Ask the Expert

This month's expert, Ron Waxman, looks at video surveillance trends for 2009.

Although 2008 has been a tough year for the nation’s economy, the security industry has generally prospered. Equipment manufacturers have done their part by continuing to roll out new, sophisticated products and solutions that make it difficult to stay ahead of the curve.

ISSUE: What markets will experience growth in the demand for video surveillance during the next year?

SOLUTION: Over the past few years, installations of video products have been red-hot, and that trend will continue into the new year. Schools, universities and municipalities are leading the way in the installation of large-scale video surveillance systems. And as video technology becomes less expensive, expect to see even more use of video systems in residential security.

The education market has increased the use of security equipment across the board, with administrators implementing not just cameras but also access control and mass notification systems. A federal law that went into effect last August requiring universities to notify students and staff when an emergency situation occurs on campus is driving sales of mass notification systems.

Small businesses will be using video technology to a greater extent. Managers can monitor their business for security threats, check that company procedures are being adhered to and gauge staff levels. The use of cameras allows business owners to remotely monitor situations when traveling or from home. The cameras also can provide video verification of alarms and can help save hundreds of thousands of dollars in false alarm fines.

Another big implementer of video surveillance is city governments looking to safeguard shopping and entertainment districts, parking lots and parks. Mesh networking is one way to transmit the video data back to a central security center without expensive trenching and cabling. The technology has been installed in cities across the country. I expect this part of the industry to grow substantially in 2009.

ISSUE: What will drive security technology innovation in 2009?

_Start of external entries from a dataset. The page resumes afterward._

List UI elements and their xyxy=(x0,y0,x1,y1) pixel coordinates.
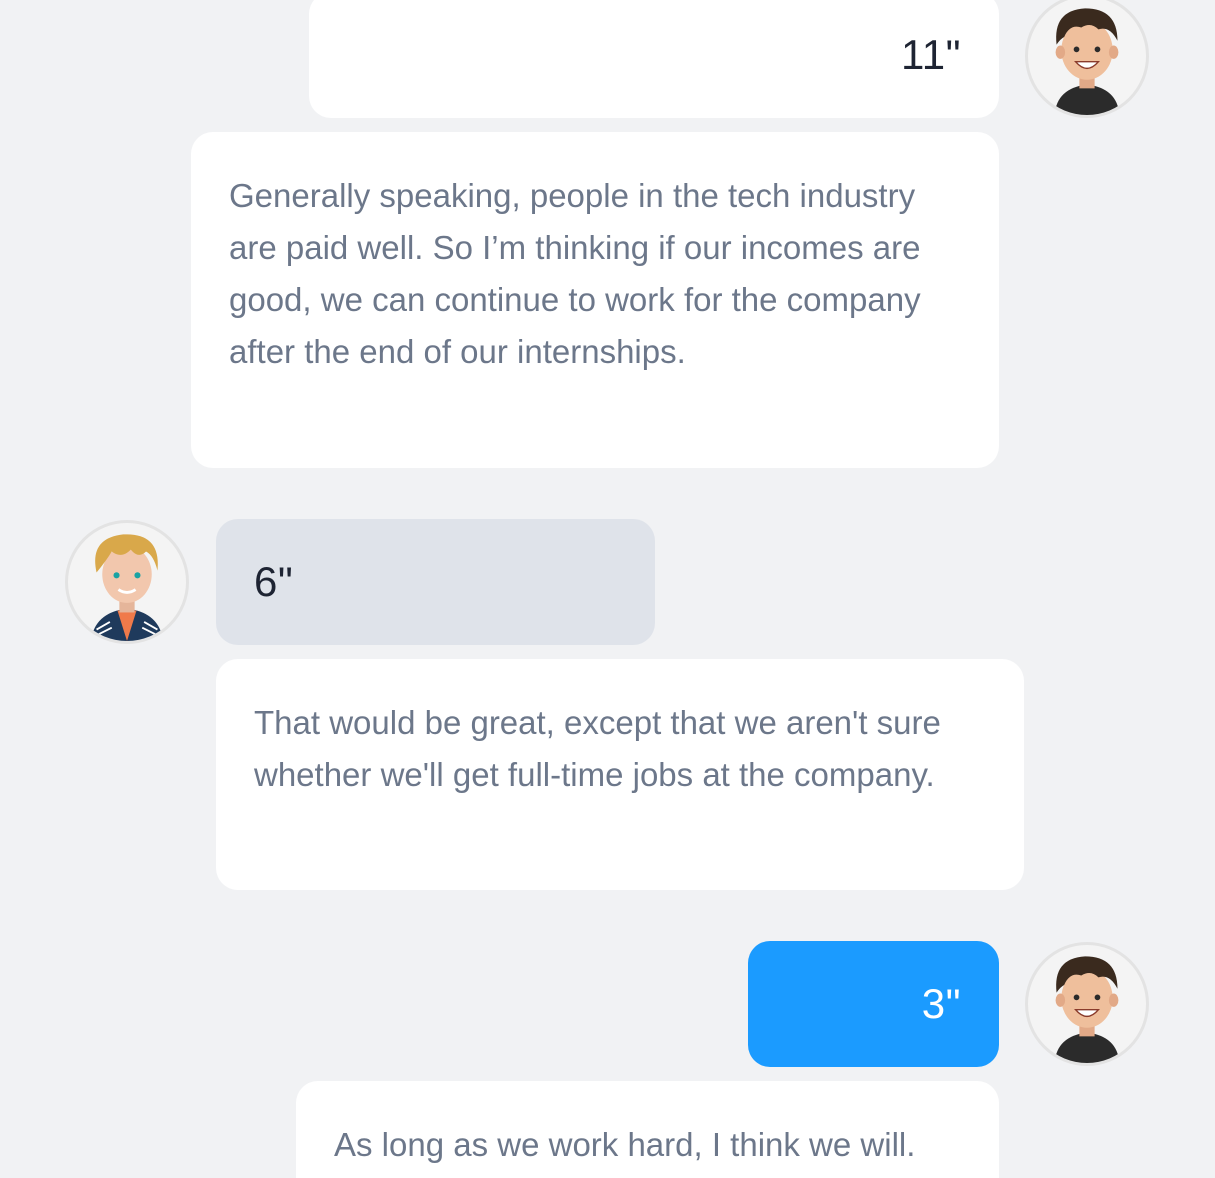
dark-haired-boy-avatar-icon xyxy=(1054,8,1120,115)
user-avatar[interactable] xyxy=(1025,0,1149,118)
chat-conversation: 11" Generally speaking, people in the te… xyxy=(0,0,1215,1178)
voice-duration: 3" xyxy=(921,980,961,1027)
partner-avatar[interactable] xyxy=(65,520,189,644)
blond-boy-avatar-icon xyxy=(90,534,164,641)
voice-duration: 11" xyxy=(900,31,961,78)
message-text: As long as we work hard, I think we will… xyxy=(334,1126,916,1163)
dark-haired-boy-avatar-icon xyxy=(1054,956,1120,1063)
message-text: That would be great, except that we aren… xyxy=(254,704,941,793)
translation-bubble: Generally speaking, people in the tech i… xyxy=(191,132,999,468)
voice-message-bubble[interactable]: 11" xyxy=(309,0,999,118)
translation-bubble: As long as we work hard, I think we will… xyxy=(296,1081,999,1178)
voice-message-bubble[interactable]: 6" xyxy=(216,519,655,645)
translation-bubble: That would be great, except that we aren… xyxy=(216,659,1024,890)
message-text: Generally speaking, people in the tech i… xyxy=(229,177,921,370)
voice-message-bubble-playing[interactable]: 3" xyxy=(748,941,999,1067)
voice-duration: 6" xyxy=(254,558,294,605)
user-avatar[interactable] xyxy=(1025,942,1149,1066)
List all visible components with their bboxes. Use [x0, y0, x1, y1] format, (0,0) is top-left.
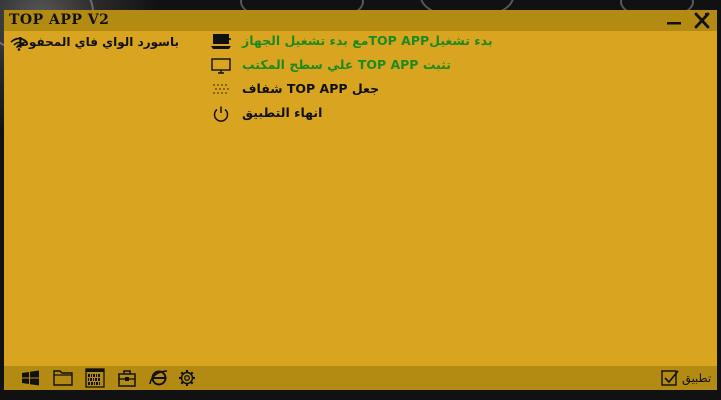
toolbox-button[interactable] — [116, 368, 138, 388]
apply-button[interactable]: تطبيق — [660, 368, 716, 388]
close-icon — [692, 11, 712, 30]
transparency-option[interactable]: جعل TOP APP شفاف — [210, 80, 480, 100]
desktop-shortcut-option[interactable]: تثبت TOP APP علي سطح المكتب — [210, 56, 480, 76]
minimize-icon — [664, 11, 684, 30]
computer-startup-icon — [210, 33, 232, 51]
startup-option[interactable]: بدء تشغيلTOP APPمع بدء تشغيل الجهاز — [210, 32, 493, 52]
transparency-icon — [210, 81, 232, 99]
monitor-icon — [210, 57, 232, 75]
minimize-button[interactable] — [664, 11, 684, 30]
close-button[interactable] — [692, 11, 712, 30]
exit-app-label: انهاء التطبيق — [242, 105, 323, 120]
folder-icon — [52, 368, 74, 388]
binary-file-icon — [84, 368, 106, 388]
wifi-label: باسورد الواي فاي المحفوظ — [16, 35, 180, 49]
windows-icon — [20, 368, 42, 388]
binary-file-button[interactable] — [84, 368, 106, 388]
settings-button[interactable] — [176, 368, 198, 388]
title-bar: TOP APP V2 — [4, 10, 717, 31]
window-title: TOP APP V2 — [9, 12, 110, 28]
internet-explorer-button[interactable] — [148, 368, 170, 388]
toolbox-icon — [116, 368, 138, 388]
saved-wifi-passwords-link[interactable]: باسورد الواي فاي المحفوظ — [10, 34, 185, 52]
gear-icon — [176, 368, 198, 388]
folder-button[interactable] — [52, 368, 74, 388]
power-icon — [210, 105, 232, 123]
desktop-shortcut-label: تثبت TOP APP علي سطح المكتب — [242, 57, 451, 72]
checkbox-icon — [660, 369, 680, 391]
exit-app-option[interactable]: انهاء التطبيق — [210, 104, 480, 124]
startup-option-label: بدء تشغيلTOP APPمع بدء تشغيل الجهاز — [242, 33, 493, 48]
windows-button[interactable] — [20, 368, 42, 388]
bottom-toolbar: تطبيق — [4, 366, 717, 390]
apply-label: تطبيق — [682, 371, 712, 385]
internet-explorer-icon — [148, 368, 170, 388]
transparency-label: جعل TOP APP شفاف — [242, 81, 380, 96]
app-window: TOP APP V2 باسورد الواي فاي المحفوظ بدء … — [4, 10, 717, 390]
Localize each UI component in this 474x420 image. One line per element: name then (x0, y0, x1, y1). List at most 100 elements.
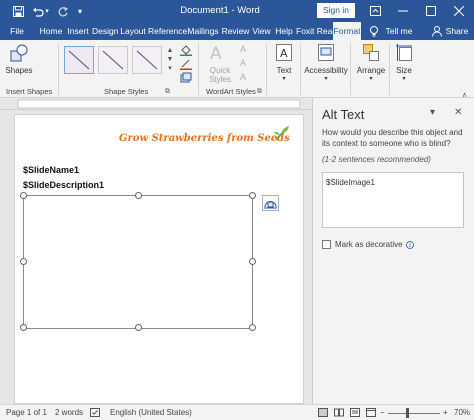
mark-as-decorative-row[interactable]: Mark as decorative (322, 240, 414, 249)
tab-view[interactable]: View (251, 22, 272, 40)
quick-styles-button[interactable]: A Quick Styles (204, 44, 236, 84)
word-count[interactable]: 2 words (55, 408, 83, 417)
zoom-level[interactable]: 70% (454, 408, 470, 417)
tab-references[interactable]: Reference (148, 22, 187, 40)
redo-icon[interactable] (55, 3, 71, 19)
zoom-slider[interactable] (388, 412, 440, 415)
shapes-button[interactable]: Shapes (5, 44, 33, 82)
print-layout-icon[interactable] (350, 408, 360, 417)
title-bar: ▾ ▾ Document1 - Word Sign in (0, 0, 474, 22)
pane-options-icon[interactable]: ▾ (430, 107, 435, 118)
quick-styles-icon: A (210, 44, 222, 64)
slide-name-field[interactable]: $SlideName1 (23, 165, 79, 175)
ribbon-display-options-icon[interactable] (362, 0, 388, 22)
tab-format[interactable]: Format (333, 22, 361, 40)
zoom-out-button[interactable]: − (380, 408, 385, 417)
size-icon (396, 44, 412, 61)
text-button[interactable]: A Text ▾ (272, 44, 296, 84)
text-effects-icon[interactable]: A (240, 72, 246, 82)
shape-outline-icon[interactable] (180, 58, 192, 70)
shape-style-thumbnail[interactable] (98, 46, 128, 74)
shape-style-thumbnail[interactable] (132, 46, 162, 74)
layout-options-icon (264, 201, 277, 209)
arrange-label: Arrange (356, 66, 386, 75)
size-button[interactable]: Size ▾ (392, 44, 416, 84)
quick-styles-label: Quick Styles (209, 66, 231, 84)
layout-options-button[interactable] (262, 195, 279, 211)
zoom-in-button[interactable]: + (443, 408, 448, 417)
selected-image-placeholder[interactable] (20, 192, 256, 331)
ribbon-divider (300, 43, 301, 95)
tab-design[interactable]: Design (92, 22, 118, 40)
text-outline-icon[interactable]: A (240, 58, 246, 68)
styles-gallery-scroll-icon[interactable]: ▲ ▼ ▾ (166, 46, 174, 74)
group-label-shape-styles: Shape Styles (104, 87, 149, 96)
accessibility-label: Accessibility (304, 66, 348, 75)
shape-effects-icon[interactable] (180, 72, 192, 84)
ribbon: Shapes Insert Shapes ▲ ▼ ▾ Shape Styles ⧉ … (0, 40, 474, 99)
info-icon[interactable] (405, 240, 414, 249)
page-count[interactable]: Page 1 of 1 (6, 408, 47, 417)
ribbon-divider (198, 43, 199, 95)
focus-mode-icon[interactable] (318, 408, 328, 417)
tab-foxit-reader[interactable]: Foxit Reac (296, 22, 337, 40)
zoom-slider-thumb[interactable] (406, 408, 409, 418)
resize-handle[interactable] (20, 324, 27, 331)
svg-text:A: A (280, 47, 288, 60)
tab-file[interactable]: File (6, 22, 28, 40)
text-box-icon: A (276, 44, 292, 61)
shape-style-thumbnail[interactable] (64, 46, 94, 74)
tab-help[interactable]: Help (274, 22, 294, 40)
undo-dropdown-icon[interactable]: ▾ (43, 3, 51, 19)
text-fill-icon[interactable]: A (240, 44, 246, 54)
close-icon[interactable]: ✕ (454, 107, 462, 118)
tell-me-search[interactable]: Tell me (384, 22, 414, 40)
tab-home[interactable]: Home (38, 22, 64, 40)
chevron-down-icon: ▾ (324, 76, 328, 82)
dialog-launcher-icon[interactable]: ⧉ (165, 88, 170, 96)
arrange-icon (363, 44, 379, 61)
resize-handle[interactable] (249, 258, 256, 265)
horizontal-ruler (0, 98, 312, 110)
chevron-down-icon: ▾ (282, 76, 286, 82)
share-icon (432, 26, 442, 37)
resize-handle[interactable] (135, 192, 142, 199)
language[interactable]: English (United States) (110, 408, 192, 417)
alt-text-icon (318, 44, 334, 61)
maximize-icon[interactable] (418, 0, 444, 22)
tab-insert[interactable]: Insert (66, 22, 90, 40)
read-mode-icon[interactable] (334, 408, 344, 417)
alt-text-field[interactable]: $SlideImage1 (322, 172, 464, 228)
resize-handle[interactable] (20, 192, 27, 199)
web-layout-icon[interactable] (366, 408, 376, 417)
tab-mailings[interactable]: Mailings (187, 22, 219, 40)
resize-handle[interactable] (249, 324, 256, 331)
minimize-icon[interactable] (390, 0, 416, 22)
arrange-button[interactable]: Arrange ▾ (354, 44, 388, 84)
dialog-launcher-icon[interactable]: ⧉ (257, 88, 262, 96)
shape-fill-icon[interactable] (180, 44, 192, 56)
decorative-checkbox[interactable] (322, 240, 331, 249)
alt-text-hint: (1-2 sentences recommended) (322, 155, 431, 164)
close-icon[interactable] (446, 0, 472, 22)
chevron-down-icon: ▾ (369, 76, 373, 82)
lightbulb-icon (370, 26, 378, 37)
save-icon[interactable] (10, 3, 26, 19)
shapes-icon (10, 44, 28, 62)
sign-in-button[interactable]: Sign in (317, 3, 355, 18)
resize-handle[interactable] (135, 324, 142, 331)
alt-text-pane: Alt Text ▾ ✕ How would you describe this… (312, 98, 474, 404)
slide-description-field[interactable]: $SlideDescription1 (23, 180, 104, 190)
resize-handle[interactable] (249, 192, 256, 199)
share-button[interactable]: Share (444, 22, 470, 40)
document-page[interactable]: Grow Strawberries from Seeds $SlideName1… (14, 114, 304, 404)
tab-layout[interactable]: Layout (120, 22, 146, 40)
proofing-icon[interactable] (90, 408, 100, 417)
accessibility-button[interactable]: Accessibility ▾ (303, 44, 349, 84)
resize-handle[interactable] (20, 258, 27, 265)
chevron-down-icon: ▾ (402, 76, 406, 82)
tab-review[interactable]: Review (221, 22, 250, 40)
customize-quick-access-icon[interactable]: ▾ (72, 3, 88, 19)
decorative-label: Mark as decorative (335, 240, 403, 249)
window-title: Document1 - Word (180, 5, 260, 16)
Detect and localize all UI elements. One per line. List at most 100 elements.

SOLUTION: A major driver of other new security equipment and technologies is the involvement of the corporate IT department, which is looking for open architecture- based systems to run over a network. This convergence of physical and logical security is affecting access control systems. Web-based access systems eliminate the need for separate security servers. By using the corporate network, it is now possible to eliminate expensive, on-site equipment and let the system run over the Internet.

With so many new products and applications, it is important to find a security integrator that is up-to-date on the technology, has a qualified IT staff and can evaluate the right technology to use.

READER QUESTION: I am a security director of a large company that uses 20 cameras to monitor our perimeter and parking lot. I want to upgrade our old security system that still uses analog cameras and VCRs to collect video data. I eventually want the system to include IP cameras and NVRs; however, we can’t afford to make that full transition yet. Where should I start?

SOLUTION: This is a common issue for customers who have existing systems (usually with late-generation analog or first-generation digital cameras) that they need to future-proof by moving them to third-generation digital platforms.

Most new high-quality DVR platforms allow for hybrid connectivity, meaning you can connect traditional analog cameras via standard BNC connectors to capture cards and add direct IP or PoEenabled cameras directly through the network. The Integral DS1000, RealView, Pelco 8100 and Intivid VIP X systems, among others, offer this capability.

The upgrade strategy for this type of system consists of replacing the existing VCR or first-generation DVR with a new hybrid recorder. As the existing cameras wear out, IP-based cameras can be deployed and connected via network cables to the new DVR. This strategy will minimize the initial capital expenditure and spread future investments out.

Once all of the existing analog cameras are replaced, the DVR essentially becomes an NVR as it is no longer directly connected to any cameras. The products mentioned above have remote management software for both security and system management that are easy to use and manage bandwidth efficiently (a major aspect of network-based systems).